To date, Swift has enabled European VoP providers from France, Italy and the Netherlands to expand their reach across borders. By addressing interoperability challenges, we are ensuring global transactions remain swift and seamless and empowering our community to comply efficiently with international and local regulations while using their existing Swift infrastructure. By exposing our best-in-class services, such as Pre-validation and payment tracking through our APIs, institutions can seamlessly integrate these capabilities into their customer channels, driving efficiency and trust globally.
Resilience at the core
Resilience is the cornerstone of progress in enhancing payments, as highlighted in the National Payments Vision: “strengthening the foundations.” At Swift, resilience and security are embedded in our DNA. Operational excellence is our license to operate – with the global financial community putting their trust in us every day, the resilience and security of our network is (and has always been) our number one priority. We’re known for holding ourselves to the highest standards of security, reliability and resiliency and see doing so as an essential component of what we do.

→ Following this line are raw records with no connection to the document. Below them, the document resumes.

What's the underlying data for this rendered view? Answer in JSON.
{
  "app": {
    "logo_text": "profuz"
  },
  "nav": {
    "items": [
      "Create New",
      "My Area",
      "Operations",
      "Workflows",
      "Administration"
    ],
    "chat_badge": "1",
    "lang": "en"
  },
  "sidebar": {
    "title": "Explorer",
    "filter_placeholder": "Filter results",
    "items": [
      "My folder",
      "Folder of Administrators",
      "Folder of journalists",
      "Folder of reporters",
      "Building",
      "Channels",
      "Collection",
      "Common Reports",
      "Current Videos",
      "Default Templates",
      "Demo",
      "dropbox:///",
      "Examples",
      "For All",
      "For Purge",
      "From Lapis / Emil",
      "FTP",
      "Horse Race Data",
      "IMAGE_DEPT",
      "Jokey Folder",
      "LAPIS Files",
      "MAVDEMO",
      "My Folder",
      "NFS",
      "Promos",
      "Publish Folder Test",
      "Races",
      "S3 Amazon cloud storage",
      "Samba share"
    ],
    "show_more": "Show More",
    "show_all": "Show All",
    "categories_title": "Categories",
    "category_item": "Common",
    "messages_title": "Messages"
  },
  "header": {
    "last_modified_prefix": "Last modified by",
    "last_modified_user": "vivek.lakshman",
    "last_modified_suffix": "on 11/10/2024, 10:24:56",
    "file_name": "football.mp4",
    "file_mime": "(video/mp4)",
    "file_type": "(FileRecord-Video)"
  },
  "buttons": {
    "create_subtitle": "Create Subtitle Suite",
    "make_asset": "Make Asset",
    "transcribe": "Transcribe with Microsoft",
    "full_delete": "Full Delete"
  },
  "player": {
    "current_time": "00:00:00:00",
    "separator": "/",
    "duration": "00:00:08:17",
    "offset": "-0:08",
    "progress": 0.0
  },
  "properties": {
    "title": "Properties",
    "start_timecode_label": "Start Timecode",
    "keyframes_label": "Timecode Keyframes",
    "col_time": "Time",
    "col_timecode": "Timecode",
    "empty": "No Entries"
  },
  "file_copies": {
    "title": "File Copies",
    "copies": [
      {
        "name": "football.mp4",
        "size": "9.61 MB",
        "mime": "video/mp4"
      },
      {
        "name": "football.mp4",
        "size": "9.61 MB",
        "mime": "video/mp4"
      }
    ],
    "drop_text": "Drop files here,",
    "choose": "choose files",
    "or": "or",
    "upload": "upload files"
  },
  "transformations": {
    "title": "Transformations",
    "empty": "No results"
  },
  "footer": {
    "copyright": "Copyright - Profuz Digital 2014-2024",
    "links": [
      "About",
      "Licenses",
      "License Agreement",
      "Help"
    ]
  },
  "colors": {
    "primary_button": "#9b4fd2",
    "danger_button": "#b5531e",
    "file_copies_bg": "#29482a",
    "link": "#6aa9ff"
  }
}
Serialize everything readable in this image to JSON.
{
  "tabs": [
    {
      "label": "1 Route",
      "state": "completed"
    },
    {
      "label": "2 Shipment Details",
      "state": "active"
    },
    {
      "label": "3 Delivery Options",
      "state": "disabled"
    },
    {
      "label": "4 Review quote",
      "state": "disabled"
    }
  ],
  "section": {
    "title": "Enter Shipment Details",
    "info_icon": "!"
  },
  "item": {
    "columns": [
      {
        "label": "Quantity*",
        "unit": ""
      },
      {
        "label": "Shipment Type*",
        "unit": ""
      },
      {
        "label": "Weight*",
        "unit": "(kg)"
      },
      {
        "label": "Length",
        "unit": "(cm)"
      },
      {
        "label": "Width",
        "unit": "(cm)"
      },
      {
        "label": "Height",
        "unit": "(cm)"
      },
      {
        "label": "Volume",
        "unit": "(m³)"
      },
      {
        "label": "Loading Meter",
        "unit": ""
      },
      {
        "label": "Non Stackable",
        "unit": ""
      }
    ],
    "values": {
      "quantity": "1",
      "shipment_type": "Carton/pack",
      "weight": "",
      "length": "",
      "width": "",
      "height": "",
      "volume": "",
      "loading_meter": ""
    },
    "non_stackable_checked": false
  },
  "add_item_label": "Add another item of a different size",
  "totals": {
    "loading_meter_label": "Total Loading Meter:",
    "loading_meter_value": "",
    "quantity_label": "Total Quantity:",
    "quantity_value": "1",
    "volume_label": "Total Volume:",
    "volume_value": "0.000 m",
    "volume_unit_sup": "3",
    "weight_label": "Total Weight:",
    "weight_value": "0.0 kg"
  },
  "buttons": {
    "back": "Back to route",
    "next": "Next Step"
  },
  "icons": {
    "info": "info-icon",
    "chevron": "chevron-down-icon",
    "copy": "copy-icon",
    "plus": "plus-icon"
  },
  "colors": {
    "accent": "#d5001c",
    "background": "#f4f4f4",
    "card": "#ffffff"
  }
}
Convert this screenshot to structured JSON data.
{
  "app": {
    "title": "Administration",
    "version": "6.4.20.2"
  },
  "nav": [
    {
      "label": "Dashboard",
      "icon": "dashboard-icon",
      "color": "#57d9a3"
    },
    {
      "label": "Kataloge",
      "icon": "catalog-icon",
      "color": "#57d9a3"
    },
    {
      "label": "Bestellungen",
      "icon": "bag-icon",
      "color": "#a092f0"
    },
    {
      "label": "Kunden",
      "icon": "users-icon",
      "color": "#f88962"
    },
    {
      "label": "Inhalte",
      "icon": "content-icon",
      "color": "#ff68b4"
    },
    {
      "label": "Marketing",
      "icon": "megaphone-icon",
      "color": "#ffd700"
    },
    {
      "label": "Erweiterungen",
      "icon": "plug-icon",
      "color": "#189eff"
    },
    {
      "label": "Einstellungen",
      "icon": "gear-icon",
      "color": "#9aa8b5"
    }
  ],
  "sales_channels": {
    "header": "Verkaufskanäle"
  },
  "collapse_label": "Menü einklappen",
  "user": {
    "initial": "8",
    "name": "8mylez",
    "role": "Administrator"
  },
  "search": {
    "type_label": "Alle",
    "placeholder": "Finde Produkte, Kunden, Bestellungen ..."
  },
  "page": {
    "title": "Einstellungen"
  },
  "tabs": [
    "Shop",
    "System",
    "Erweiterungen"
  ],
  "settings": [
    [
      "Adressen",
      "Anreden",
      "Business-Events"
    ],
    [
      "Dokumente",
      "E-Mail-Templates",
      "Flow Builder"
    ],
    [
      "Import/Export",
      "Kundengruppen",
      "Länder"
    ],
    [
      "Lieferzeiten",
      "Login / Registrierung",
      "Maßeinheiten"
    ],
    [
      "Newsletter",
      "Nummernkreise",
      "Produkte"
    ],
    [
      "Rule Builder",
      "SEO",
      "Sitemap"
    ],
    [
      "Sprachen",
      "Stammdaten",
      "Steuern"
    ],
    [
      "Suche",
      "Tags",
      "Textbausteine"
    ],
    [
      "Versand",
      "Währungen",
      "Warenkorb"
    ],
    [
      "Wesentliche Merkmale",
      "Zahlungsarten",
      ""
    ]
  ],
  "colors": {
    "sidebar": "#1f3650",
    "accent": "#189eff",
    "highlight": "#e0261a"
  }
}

We are also committed to empowering our community with cutting-edge defences against industry-wide challenges, including the ever-growing fraud issue.
Authorised Push Payment fraud, identified as a critical concern in the National Payments Vision, is a pressing example. Tackling such challenges requires industry-wide collaboration, and Swift has been playing a leading role in exploring how data collaboration can provide a proactive defence against fraud. Since February, Swift has been driving an industry pilot group of global financial institutions to explore how federated learning, paired with confidential computing technologies, can enable participants to share valuable insights while safeguarding proprietary data.
As a trusted partner at the heart of the financial ecosystem, Swift is uniquely positioned to unite the global community in addressing systemic fraud. Building on the strong foundations emphasised in the National Payments Vision, we are paving the way for innovation and new technologies to thrive in a secure and resilient environment.
Primed for a digital economy
New technologies and innovations continue to reshape the payments landscape, redefining money as we know it and bringing new ways of exchanging value. We must prioritise interoperability when innovating to ensure these advancements evolve sustainably and enhance global connectivity.
Swift has, over the past few years, convened more than 40 central and commercial banks and financial institutions from across the world to collaboratively explore how we can provide the critical interoperability between new and existing forms of value and the various networks, systems and technologies that are emerging in light of new innovations. Our previous experiments have shown that Swift’s interlinking capabilities can connect CBDC platforms with existing systems as well as with each other. This year, we are taking our experiments from a sandbox environment to real-world transactions in controlled trials that will see central and commercial banks transact in digital assets and currencies seamlessly through the single window of the Swift network.
Moving forward, we’ll continue to work closely with the financial community to advance use cases for our interlinking capabilities across CBDCs and tokenised assets so that value can instantly and frictionlessly across borders in whatever form it takes.
Looking ahead: a new frontier for cross-border payments
Payments are fundamental to achieving economic growth. The National Payments Vision outlines an ambitious path forward, but its success lies in building on key pillars: resilience, collaboration, and interoperability. By strengthening these foundations, the UK payments industry can thrive domestically and maintain its leadership on the global financial stage.